Couscous, Large and Small Featured

Authors: nytimes Diners Journal

Couscous, Large and Small
Couscous, Large and Small
Couscous, Large and SmallFred R. Conrad/The New York Times

David Tanis, who writes the weekly City Kitchen column, is the author of two cookbooks, “A Platter of Figs and Other Recipes” and “Heart of the Artichoke and Other Kitchen Journeys.”

I wanted to serve couscous with the North African meatballs in this week’s City Kitchen column. But what kind?

Fine- or medium-grain semolina couscous is always good, but I wanted something a little toothier, so the choice was the large “pearled” couscous, often called Israeli. Actually, this large-format couscous is known throughout the Middle East as moghrabieh, and is simmered like pasta, then drained. When properly cooked, it has a nutty pleasant texture, good with a saucy dish. If you can’t find it, you could substitute Italian fregola.

I also experimented with two other kinds of traditional large hand-rolled couscous. One was called M’hamsa from Tunisia; the other was Maftoul, a wheaty Palestinian kind. Both are excellent sun-dried artisanal products with lots of flavor.

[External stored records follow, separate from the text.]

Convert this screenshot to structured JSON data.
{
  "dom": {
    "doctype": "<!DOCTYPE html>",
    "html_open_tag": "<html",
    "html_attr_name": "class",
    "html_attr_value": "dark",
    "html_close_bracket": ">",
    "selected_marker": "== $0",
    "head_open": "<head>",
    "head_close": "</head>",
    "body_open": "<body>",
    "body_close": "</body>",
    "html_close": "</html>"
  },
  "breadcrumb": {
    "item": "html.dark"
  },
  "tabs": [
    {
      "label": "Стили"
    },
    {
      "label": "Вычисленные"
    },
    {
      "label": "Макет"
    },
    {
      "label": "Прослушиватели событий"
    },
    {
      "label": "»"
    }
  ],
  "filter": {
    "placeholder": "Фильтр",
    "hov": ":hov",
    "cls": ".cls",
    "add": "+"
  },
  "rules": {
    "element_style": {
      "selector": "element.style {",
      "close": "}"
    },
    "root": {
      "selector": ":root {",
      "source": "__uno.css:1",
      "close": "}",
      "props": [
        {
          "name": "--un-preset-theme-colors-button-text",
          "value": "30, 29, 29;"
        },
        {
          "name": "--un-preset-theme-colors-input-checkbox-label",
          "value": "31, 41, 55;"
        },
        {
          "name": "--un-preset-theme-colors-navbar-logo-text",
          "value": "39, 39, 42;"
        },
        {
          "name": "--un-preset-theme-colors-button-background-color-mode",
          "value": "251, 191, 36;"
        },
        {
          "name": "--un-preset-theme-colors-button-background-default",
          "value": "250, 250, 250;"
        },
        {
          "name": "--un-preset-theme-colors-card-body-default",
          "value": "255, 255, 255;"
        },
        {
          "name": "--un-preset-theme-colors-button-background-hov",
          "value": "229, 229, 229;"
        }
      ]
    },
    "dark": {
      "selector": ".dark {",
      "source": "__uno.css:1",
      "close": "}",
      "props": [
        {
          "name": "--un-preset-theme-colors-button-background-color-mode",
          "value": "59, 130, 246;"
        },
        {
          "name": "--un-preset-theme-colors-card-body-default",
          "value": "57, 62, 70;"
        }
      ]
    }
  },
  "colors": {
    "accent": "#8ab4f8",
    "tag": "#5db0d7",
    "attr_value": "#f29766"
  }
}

But even regular plain couscous, the grocery store type, can be perfectly wonderful, though avoid so-called instant couscous. The package directions for steeping fine and medium couscous in boiling water give good results (all couscous has been pre-steamed so it is ready in only a few minutes anyway). For fluffier couscous, follow the directions, then spread the seasoned cooked couscous out on a baking sheet to cool. Break up any lumps. Just before serving, re-heat in a colander over rapidly boiling water for 10 minutes.